Foi fazer uma rápida visita à escola, no antigo palácio de Barthanes, mas acabou se demorando bastante. Idrien Tarsin o aguardava outra vez diante da porta para mostrar diversas invenções e descobertas, quase todas incompreensíveis, além das lojas onde agora se fabricavam arados, ancinhos e segadoras de modelos variados para a venda. O problema, no entanto, era Herid Fel. Ou talvez Min. Fel devaneou como de costume, e o homem se esqueceu de que Min estava lá — esqueceu várias vezes. Quando Rand finalmente conseguia fazer Fel falar mais que duas frases sobre um assunto específico, o sujeito reparava na presença dela, levava um baita susto e perdia o fio da meada mais uma vez. Ele ficava se desculpando pelo cachimbo meio fumado que nunca se lembrava de acender, removendo cinzas de cima do barrigão opulento e alisando os finos cabelos grisalhos. Min parecia gostar, embora Rand não entendesse por que alguém apreciaria um sujeito que se esquecia de sua presença. Ela até beijou o cocuruto de Fel ao se levantar para ir embora com Rand, o que deixou o sujeito absolutamente chocado. Não foi de muita ajuda para saber o que Fel descobrira sobre os Selos na prisão do Tenebroso ou a Última Batalha.

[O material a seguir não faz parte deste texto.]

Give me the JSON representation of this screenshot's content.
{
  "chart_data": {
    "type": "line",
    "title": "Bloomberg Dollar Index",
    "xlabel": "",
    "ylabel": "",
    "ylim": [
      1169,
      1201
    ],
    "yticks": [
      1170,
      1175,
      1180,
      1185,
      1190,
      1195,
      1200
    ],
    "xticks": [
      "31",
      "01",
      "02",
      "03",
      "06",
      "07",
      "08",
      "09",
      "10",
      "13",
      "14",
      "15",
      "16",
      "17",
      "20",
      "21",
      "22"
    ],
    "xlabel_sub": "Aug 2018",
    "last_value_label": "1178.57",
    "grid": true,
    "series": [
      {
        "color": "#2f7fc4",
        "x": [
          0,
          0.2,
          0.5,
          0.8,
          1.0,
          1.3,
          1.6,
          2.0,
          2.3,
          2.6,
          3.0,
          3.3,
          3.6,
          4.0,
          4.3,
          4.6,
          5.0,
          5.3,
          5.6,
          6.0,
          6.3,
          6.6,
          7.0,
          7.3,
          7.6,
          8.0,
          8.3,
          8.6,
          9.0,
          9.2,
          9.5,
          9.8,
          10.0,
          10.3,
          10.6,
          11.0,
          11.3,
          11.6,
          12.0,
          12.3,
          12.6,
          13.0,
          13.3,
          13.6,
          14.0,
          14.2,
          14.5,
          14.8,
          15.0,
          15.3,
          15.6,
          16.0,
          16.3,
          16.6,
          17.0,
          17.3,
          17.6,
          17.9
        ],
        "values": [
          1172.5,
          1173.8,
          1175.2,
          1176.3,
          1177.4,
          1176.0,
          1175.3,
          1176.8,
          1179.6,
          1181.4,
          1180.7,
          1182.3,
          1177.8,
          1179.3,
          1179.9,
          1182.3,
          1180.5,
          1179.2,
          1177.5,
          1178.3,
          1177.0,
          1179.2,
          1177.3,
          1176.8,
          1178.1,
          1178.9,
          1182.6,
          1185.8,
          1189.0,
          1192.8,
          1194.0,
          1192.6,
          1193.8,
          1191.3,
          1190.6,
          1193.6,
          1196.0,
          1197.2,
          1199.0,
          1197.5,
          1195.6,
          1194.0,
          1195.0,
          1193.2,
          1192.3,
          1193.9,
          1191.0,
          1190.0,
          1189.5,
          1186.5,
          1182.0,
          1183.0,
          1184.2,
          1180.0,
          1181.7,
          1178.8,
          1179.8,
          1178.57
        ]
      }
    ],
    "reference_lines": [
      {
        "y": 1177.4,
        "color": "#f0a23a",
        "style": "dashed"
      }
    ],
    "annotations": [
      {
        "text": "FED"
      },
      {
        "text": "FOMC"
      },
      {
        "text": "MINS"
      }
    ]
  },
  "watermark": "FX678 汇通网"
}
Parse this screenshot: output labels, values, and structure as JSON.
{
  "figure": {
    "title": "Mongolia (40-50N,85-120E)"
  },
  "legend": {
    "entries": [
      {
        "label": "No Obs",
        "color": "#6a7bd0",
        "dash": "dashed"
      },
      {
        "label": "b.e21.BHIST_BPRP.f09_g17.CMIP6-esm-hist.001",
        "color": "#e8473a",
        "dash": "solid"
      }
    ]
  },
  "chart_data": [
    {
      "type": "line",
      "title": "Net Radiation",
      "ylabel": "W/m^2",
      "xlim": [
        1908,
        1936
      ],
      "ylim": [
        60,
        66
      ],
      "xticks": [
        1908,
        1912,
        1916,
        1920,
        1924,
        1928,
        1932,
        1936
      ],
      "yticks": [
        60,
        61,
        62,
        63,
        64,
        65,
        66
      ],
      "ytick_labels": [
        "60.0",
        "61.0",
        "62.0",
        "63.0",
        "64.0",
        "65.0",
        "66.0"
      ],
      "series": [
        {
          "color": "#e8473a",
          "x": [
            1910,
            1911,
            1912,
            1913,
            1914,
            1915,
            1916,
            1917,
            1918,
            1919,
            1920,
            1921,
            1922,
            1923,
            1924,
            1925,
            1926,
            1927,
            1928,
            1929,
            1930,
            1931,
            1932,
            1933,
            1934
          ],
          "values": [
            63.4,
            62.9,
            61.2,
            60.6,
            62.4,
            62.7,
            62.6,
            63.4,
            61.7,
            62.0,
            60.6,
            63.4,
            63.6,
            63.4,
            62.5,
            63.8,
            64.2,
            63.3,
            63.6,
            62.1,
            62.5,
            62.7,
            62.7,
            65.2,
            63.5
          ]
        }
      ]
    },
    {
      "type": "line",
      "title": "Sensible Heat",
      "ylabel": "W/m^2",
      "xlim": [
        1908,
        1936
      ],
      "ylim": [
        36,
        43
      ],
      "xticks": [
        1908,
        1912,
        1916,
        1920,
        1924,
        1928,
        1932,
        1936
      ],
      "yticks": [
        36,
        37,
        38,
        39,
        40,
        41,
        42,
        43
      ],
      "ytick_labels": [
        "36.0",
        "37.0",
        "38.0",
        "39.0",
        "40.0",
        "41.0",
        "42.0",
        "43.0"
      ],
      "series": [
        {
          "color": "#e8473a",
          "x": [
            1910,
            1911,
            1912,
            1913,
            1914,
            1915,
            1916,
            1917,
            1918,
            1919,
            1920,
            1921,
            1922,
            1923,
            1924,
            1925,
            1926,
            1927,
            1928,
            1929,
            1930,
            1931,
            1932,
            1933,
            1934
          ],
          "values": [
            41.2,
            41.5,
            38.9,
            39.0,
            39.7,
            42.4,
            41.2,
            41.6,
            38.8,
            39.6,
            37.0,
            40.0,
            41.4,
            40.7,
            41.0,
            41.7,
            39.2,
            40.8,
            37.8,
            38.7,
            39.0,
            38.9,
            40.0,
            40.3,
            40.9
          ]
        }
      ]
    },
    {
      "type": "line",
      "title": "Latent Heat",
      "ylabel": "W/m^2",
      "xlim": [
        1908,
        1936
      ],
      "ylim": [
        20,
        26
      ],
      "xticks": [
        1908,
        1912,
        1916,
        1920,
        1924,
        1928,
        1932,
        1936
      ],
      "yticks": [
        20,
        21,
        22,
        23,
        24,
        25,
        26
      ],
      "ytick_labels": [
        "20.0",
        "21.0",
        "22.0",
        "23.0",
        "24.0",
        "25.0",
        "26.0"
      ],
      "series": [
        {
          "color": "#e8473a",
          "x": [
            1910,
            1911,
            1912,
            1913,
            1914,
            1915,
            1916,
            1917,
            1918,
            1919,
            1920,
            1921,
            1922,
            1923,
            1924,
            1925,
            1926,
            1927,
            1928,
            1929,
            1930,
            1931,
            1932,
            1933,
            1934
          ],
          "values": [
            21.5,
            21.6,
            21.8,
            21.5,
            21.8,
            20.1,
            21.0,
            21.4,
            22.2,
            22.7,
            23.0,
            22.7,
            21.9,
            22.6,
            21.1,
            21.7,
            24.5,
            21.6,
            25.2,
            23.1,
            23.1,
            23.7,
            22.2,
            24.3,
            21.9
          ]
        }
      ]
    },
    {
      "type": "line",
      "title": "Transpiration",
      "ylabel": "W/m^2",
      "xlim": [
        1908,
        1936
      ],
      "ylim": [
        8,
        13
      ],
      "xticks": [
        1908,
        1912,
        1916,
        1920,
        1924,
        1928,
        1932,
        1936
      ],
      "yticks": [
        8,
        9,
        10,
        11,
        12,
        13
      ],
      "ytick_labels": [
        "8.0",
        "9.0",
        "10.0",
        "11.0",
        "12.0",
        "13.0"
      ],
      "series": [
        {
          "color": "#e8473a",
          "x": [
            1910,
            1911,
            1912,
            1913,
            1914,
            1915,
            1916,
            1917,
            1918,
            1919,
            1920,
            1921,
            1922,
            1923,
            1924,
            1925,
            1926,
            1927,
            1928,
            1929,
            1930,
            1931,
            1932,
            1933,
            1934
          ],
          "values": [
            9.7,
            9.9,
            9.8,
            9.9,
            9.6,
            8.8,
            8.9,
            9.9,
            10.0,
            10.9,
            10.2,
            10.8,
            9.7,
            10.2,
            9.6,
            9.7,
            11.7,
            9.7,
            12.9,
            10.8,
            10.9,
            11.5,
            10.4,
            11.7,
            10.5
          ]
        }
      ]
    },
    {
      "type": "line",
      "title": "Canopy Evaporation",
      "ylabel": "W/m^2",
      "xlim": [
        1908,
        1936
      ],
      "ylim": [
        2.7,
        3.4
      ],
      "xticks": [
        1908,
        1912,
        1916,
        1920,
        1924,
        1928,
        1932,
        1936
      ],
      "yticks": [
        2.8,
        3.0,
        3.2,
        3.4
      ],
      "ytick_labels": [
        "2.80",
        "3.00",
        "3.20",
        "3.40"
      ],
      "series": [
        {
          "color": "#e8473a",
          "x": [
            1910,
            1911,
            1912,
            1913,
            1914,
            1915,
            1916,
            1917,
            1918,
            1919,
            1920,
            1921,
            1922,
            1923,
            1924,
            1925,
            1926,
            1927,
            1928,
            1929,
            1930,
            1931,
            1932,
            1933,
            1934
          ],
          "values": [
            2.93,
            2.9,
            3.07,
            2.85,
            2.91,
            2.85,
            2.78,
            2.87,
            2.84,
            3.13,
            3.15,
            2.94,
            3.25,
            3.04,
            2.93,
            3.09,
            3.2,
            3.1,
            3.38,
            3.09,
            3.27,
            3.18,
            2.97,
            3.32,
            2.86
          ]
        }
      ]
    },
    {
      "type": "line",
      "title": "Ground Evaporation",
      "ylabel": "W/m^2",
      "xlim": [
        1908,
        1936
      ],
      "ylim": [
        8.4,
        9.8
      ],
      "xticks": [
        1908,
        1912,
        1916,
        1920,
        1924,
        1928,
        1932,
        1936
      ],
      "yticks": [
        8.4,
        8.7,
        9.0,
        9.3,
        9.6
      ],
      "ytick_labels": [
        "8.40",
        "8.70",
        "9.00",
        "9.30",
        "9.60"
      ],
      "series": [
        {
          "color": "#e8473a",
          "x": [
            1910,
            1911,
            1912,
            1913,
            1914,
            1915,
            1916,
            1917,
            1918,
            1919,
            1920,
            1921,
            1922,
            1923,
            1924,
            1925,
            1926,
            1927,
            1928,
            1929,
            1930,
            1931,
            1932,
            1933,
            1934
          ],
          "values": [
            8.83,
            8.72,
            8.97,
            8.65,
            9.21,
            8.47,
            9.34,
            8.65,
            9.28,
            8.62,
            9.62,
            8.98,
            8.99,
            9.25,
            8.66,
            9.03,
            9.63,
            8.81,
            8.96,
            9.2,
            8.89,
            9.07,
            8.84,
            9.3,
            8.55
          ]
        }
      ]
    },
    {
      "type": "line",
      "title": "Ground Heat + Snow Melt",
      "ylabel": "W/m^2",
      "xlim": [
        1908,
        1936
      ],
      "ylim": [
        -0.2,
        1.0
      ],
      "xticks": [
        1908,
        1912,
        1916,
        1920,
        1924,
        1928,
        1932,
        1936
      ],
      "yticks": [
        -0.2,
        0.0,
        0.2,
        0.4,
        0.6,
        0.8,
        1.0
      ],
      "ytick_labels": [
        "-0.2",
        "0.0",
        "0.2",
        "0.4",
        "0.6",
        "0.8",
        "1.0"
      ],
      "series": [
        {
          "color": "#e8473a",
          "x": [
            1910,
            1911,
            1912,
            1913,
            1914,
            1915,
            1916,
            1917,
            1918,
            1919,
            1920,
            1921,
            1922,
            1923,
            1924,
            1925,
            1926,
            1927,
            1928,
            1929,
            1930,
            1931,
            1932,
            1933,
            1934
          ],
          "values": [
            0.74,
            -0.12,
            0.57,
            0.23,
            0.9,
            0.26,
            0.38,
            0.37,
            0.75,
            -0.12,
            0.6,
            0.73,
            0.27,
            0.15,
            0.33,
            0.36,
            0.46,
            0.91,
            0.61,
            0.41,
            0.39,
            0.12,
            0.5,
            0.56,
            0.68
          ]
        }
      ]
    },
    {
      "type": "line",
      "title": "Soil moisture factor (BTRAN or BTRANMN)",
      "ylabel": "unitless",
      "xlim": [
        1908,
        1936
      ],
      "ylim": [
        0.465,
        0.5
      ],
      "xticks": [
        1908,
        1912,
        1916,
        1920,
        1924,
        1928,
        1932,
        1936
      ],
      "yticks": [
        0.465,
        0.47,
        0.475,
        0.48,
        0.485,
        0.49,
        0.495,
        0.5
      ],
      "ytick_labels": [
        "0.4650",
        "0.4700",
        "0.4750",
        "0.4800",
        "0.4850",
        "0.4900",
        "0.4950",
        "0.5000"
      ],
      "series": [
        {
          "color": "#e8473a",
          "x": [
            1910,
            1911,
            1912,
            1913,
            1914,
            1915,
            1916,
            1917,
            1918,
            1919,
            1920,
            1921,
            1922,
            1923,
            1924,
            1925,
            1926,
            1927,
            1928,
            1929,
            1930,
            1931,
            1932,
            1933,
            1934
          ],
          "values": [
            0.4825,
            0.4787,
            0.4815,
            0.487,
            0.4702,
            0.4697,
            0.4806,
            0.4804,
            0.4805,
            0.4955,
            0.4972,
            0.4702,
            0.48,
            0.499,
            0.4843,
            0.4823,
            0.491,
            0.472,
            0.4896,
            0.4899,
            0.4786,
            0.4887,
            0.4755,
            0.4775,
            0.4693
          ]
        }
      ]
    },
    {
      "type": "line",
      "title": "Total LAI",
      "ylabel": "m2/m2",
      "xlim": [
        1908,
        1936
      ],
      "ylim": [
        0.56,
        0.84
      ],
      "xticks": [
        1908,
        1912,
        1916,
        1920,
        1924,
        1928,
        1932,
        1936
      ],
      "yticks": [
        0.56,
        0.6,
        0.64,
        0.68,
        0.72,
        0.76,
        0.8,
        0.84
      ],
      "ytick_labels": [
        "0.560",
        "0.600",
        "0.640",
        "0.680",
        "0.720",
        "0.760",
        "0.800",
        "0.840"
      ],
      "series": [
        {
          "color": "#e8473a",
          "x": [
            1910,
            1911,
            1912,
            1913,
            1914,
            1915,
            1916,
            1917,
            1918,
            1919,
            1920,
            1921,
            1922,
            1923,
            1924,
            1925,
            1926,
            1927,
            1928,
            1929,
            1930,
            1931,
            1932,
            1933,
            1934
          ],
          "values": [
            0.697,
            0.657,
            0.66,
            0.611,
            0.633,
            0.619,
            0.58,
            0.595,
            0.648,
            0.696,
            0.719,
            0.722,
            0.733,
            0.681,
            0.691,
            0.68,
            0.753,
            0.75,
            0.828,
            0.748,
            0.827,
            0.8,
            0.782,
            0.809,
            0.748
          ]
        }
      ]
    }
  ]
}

No dia seguinte, Rand recebeu um bilhete escrito em um pedaço de pergaminho rasgado.
Crença e ordem fornecem força. É preciso limpar o cascalho antes de começar a construir. Explicarei da próxima vez que nos virmos. Não traga a garota. Bonita demais.
Era um garrancho escrito às pressas, a assinatura espremida quase no ponto em que o papel fora rasgado, e nada daquilo fazia o menor sentido para Rand. Quando tentou ir outra vez falar com Fel, descobriu que o homem dissera a Idrien que se sentia jovem outra vez e fora pescar. No meio de uma seca. Rand se perguntou se o velho enfim teria perdido o juízo. Min achou o bilhete engraçado e perguntou se podia guardá-lo, e Rand a viu relendo-o diversas vezes, sempre rindo.
Tendo Fel perdido o juízo ou não, Rand decidiu que não levaria Min na próxima vez — bem, a verdade era que estava cada vez mais difícil mantê-la por perto quando queria que ela estivesse ali. A mulher parecia passar mais tempo com as Sábias do que com ele. Não entendia por que isso o irritava tanto, mas percebeu que tendia a ser rude com os outros quando Min estava nas tendas. Era bom que a mulher não passasse tempo demais com ele. As pessoas logo perceberiam, então falariam e pensariam coisas inapropriadas. Em Cairhien, onde os serviçais jogavam sua própria versão do Jogo das Casas, podia ser perigoso ter gente achando que Min era importante. Era bom ela ficar longe. Rand tentava não ser rude.
Claro que precisava de Min por perto para saber as auras dos nobres que começavam a visitá-lo, um de cada vez, sempre perguntando sobre sua saúde — a fraqueza nos joelhos decerto tinha provocado rumores —, e sempre sorrindo e inquirindo por quanto tempo ele pretendia ficar em Cairhien e quais eram seus planos, se ele não se incomodava se perguntassem. E sorrindo cada vez mais, sempre sorrindo. O único que não abria um sorriso tão intenso era Dobraine, ainda com a frente da cabeça raspada à moda dos soldados e as listras do casaco puídas pela placa peitoral que nunca usava no palácio. E Dobraine fez aquelas mesmíssimas perguntas em um tom tão lúgubre que Rand ficou quase tão feliz quando ele saiu quanto ficava ao se ver livre dos demais nobres.